Молниеносные ответы разят пытающихся зацепить поэта. “Маяковский, — вызывающе кричит молодой человек, — вы что, полагаете, что мы все идиоты?» — «Ну что вы, — кротко удивляется Маяковский, — почему все? Пока я вижу перед собой только одного». Некто в черепаховых очках взбирается на эстраду и принимается утверждать, что Маяковский «уже труп, и ждать от него нечего». — «Вот странно, — задумчиво говорит вдруг Маяковский, — труп я, а смердит он». — «Я должен напомнить товарищу Маяковскому, — горячится толстый человек, — истину, которая была известна еще Наполеону: от великого до смешного один шаг». И в ту же секунду Маяковский, по слоновьи подняв ногу, молча, в один огромный шаг перемахивает через расстояние, отделявшее поэта от растерявшегося говоруна.
— От великого до смешного один шаг, — надрывается от хохота зал. «Маяковский, как ваша настоящая фамилия?» Маяковский с таинственным видом наклоняется к залу. — «Сказать? — Пушкин». — «Стыдно вам, Маяковский, ругать Пушкина, помните, как к нему Николай приставал!» — «Николай приставал не к Пушкину, а к его жене», — невозмутимо басит Маяковский. — «Маяковский, ваши стихи слишком злободневны. Они завтра умрут. Бессмертие не ваш удел». — «А вы зайдите через тысячу лет, там поговорим». — «Ваше последнее стихотворение слишком длинно». — «А вы сократите, на обрезках можете составить себе имя». Маяковский, мы с товарищем читали ваши стихи, ничего не поняли». — «Надо иметь умных товарищей». — «Маяковский, каким местом вы думаете, что вы поэт революции? — “Местом диаметрально противоположным тому, где родился этот вопрос»…
Конечно, все это может нравиться, пленять и очаровывать. Многим и нравится. О вкусах не спорят. Но, в сущности, нельзя назвать всю эту эстрадную и фиглярскую виртуозность иначе, как культивированием того печального человеческого свойства, имя которому дано одним из трех сыновей библейского Ноя.
* * *
Человек же был все-таки необыкновенный. И необыкновенный был поэт, — хотя и того грубого, ораторского, декламационного склада, с которым примиряешься лишь на высших ступенях его развития.

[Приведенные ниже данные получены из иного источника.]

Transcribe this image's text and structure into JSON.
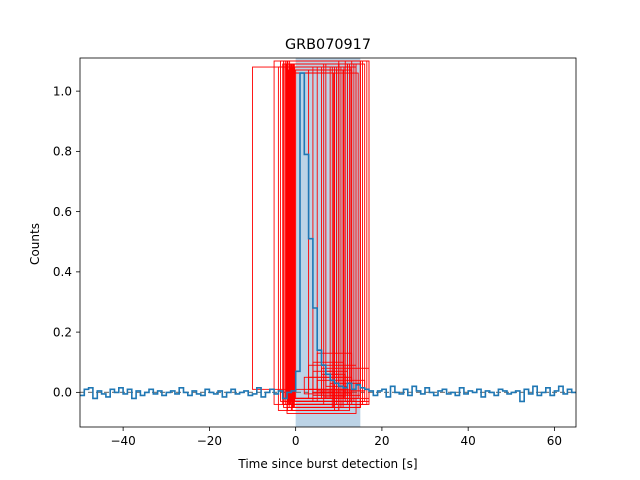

Я не чувствую никакого желания щеголять парадоксами, но сказал бы все-таки, что в идеале и завершении своем Маяковский восходит к Виктору Гюго, — конечно, не по идейному содержанию своей поэзии, а по жанру и духу ее. Есть люди, боготворящие Гюго, и есть другие, засыпающие над ним. То и другое возможно — и даже естественно, — и по отношению к Маяковскому.
Асеев в своей статье служит Маяковскому дурную службу, отрицая у него всякую духовность и даже душевность, пытаясь превратить его в рядового рифмача-истукана. Он отказывается полемизировать на эту тему с «врагами». Не будем и мы полемизировать с ним.
Два слова только о тенденциозном подборе цитат, которым «враги», будто бы, искажают «радостнобольшевистский» образ Маяковского и преувеличивают значение его самоубийства. Совершенно верно: цитаты можно чуть ли не у всякого поэта подобрать какие угодно. Но есть ритм, который нельзя подделать, есть «музыка» стиха, которая красноречивее самих слов… Не случайно же все-таки голос Маяковского становится по-настоящему убедителен лишь в таких, например, прекрасных и трагических строках:
(как почти всегда в наших здешних эмигрантских условиях, цитировать приходится по памяти; не бежать же в библиотеку за справкой, — а книг под рукой нет. Боюсь, что ошибся в именах, кроме Оли, которая необходима для рифмы).
Это, право, не то что «кроме как в Моссельпроме», это сказано блудным сыном поэзии, вновь к ней вернувшимся, — и только потому ею и принятым, что он в это мгновение был взволнован и чистосердечен. Пусть даже и «временно», как смущенно должен признать блюститель непреложной коммунистической морали, надсмотрщик, судья, добровольный цензор — Асеев.